The cattle market tends to be a bit of a roller coaster these days. And this market is one ride most producers prefer not to be on. Drought conditions and high input prices are affecting cattle prices across the country. “The drought has been impacting states to our west for a number of years. Unfortunately, this year it has finally made its way to us,” Wesley Tucker, agricultural economist with the University of Missouri Extension, said.

Impact of the Drought on Prices: The market in this part of the country has held steady until recently. Tucker states the strong demand for beef this year has helped prices hold up. However, the impact of the drought is now taking a toll. “In recent weeks as larger and larger numbers of cows are finding their way to local sale barns, prices have begun to suffer,” Tucker explained. 

Tucker added that as producers face deteriorating forage conditions and high-priced hay; many are having to sell their cows. In addition, calves are being marketed at younger ages and lighter weights. 

Flooding the Market Now: The selling of large numbers of cattle now, creates a tighter supply in the months to come. This impacts current market prices and can affect prices this fall. 

“As large numbers (of cattle) are marketed sooner than normal, they flood the market and cause prices to drop,” Tucker explained. “However, once those animals make their way through the system, it can cause shortages in the future which can often lead to higher prices.”

Due to the fact the drought has been impacting producers to the west before it reached this part of the country, feedlots have already been dealing with larger inventories, Tucker added.

Far-Reaching Impact on Cow Herds: Whether or not drought conditions ease starting this fall, producers will continue to feel the stress on their operations. Agricultural economists say if enough rain falls, then producers should hopefully be able to make it through this crisis. 

However, if the drought persists through fall and into spring – the outlook is bleak. “If we do not have improvement this fall in time to get a flush of fall regrowth, then we are in real trouble,” Tucker said. “With limited hay supplies and high-priced feed, many producers will be forced to sell their herds.” 

Fall Market Outlook: Many factors are influencing large numbers of beef cattle to be sent to slaughter. It’s difficult for many producers to find a way to be profitable during a drought and amid ever-increasing input costs. Therefore, rather than grow their herds many producers are cutting back. In addition to an increasing number of slaughter cattle, large numbers of heifers are going to feedlots instead of being kept as replacements. “The nationwide beef herd is contracting at a brisk pace,” Tucker explained. “If this continues, eventually the reduced numbers will lead to improving prices.” 

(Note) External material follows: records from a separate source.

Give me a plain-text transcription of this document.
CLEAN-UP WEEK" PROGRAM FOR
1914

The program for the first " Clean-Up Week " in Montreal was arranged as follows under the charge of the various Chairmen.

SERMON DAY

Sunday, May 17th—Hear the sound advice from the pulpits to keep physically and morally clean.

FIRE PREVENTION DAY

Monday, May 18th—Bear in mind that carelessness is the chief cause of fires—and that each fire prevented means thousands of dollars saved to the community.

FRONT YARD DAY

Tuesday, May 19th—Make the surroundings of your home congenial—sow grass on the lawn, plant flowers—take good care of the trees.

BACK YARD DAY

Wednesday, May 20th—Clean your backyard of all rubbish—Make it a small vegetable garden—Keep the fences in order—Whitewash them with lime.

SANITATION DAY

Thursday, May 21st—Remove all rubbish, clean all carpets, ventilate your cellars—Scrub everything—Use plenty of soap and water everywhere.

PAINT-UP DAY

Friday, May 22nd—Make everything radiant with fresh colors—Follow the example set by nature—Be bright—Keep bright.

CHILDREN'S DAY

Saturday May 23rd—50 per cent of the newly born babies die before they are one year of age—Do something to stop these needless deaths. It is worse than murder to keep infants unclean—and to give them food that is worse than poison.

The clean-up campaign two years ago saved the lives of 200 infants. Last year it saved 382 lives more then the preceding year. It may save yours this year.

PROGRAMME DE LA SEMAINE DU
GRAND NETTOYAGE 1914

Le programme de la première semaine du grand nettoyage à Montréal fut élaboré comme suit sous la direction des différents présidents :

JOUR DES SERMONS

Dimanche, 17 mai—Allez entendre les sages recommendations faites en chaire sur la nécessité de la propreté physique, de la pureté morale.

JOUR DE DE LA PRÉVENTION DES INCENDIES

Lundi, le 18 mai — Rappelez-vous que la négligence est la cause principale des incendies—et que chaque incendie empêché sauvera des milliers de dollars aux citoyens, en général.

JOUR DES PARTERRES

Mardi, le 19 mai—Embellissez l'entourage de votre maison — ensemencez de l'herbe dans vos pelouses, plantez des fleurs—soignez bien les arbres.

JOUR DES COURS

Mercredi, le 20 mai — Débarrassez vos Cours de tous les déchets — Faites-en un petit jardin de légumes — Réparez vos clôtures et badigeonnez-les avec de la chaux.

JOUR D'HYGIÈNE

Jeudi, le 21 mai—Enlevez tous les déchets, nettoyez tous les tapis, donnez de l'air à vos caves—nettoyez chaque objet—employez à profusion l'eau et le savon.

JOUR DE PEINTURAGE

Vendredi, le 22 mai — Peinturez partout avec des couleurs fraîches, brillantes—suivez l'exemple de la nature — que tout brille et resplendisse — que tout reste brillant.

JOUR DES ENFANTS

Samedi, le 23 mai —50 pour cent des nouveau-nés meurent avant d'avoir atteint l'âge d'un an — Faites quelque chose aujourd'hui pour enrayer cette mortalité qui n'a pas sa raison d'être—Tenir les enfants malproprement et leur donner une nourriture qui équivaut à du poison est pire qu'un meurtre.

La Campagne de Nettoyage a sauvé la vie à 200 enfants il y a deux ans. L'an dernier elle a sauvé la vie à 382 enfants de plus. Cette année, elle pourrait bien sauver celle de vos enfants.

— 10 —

Surviving the Tough Times: Agricultural economists encourage producers to develop a long-term drought management plan in order to be prepared for difficult times in the future. The plan may include reducing the operation’s number of permanent momma cows. 

Tucker suggests producers build more flexibility into their operation by adding disposable animals to their farm. “Disposable animals can have wheels put under them when it begins to turn dry,” Tucker said. “Instead of running 50 cows, choose to run 40 cows and background all your calves to heavier weights.” According to agricultural economists, the market has been rewarding producers who raise calves to heavier weights.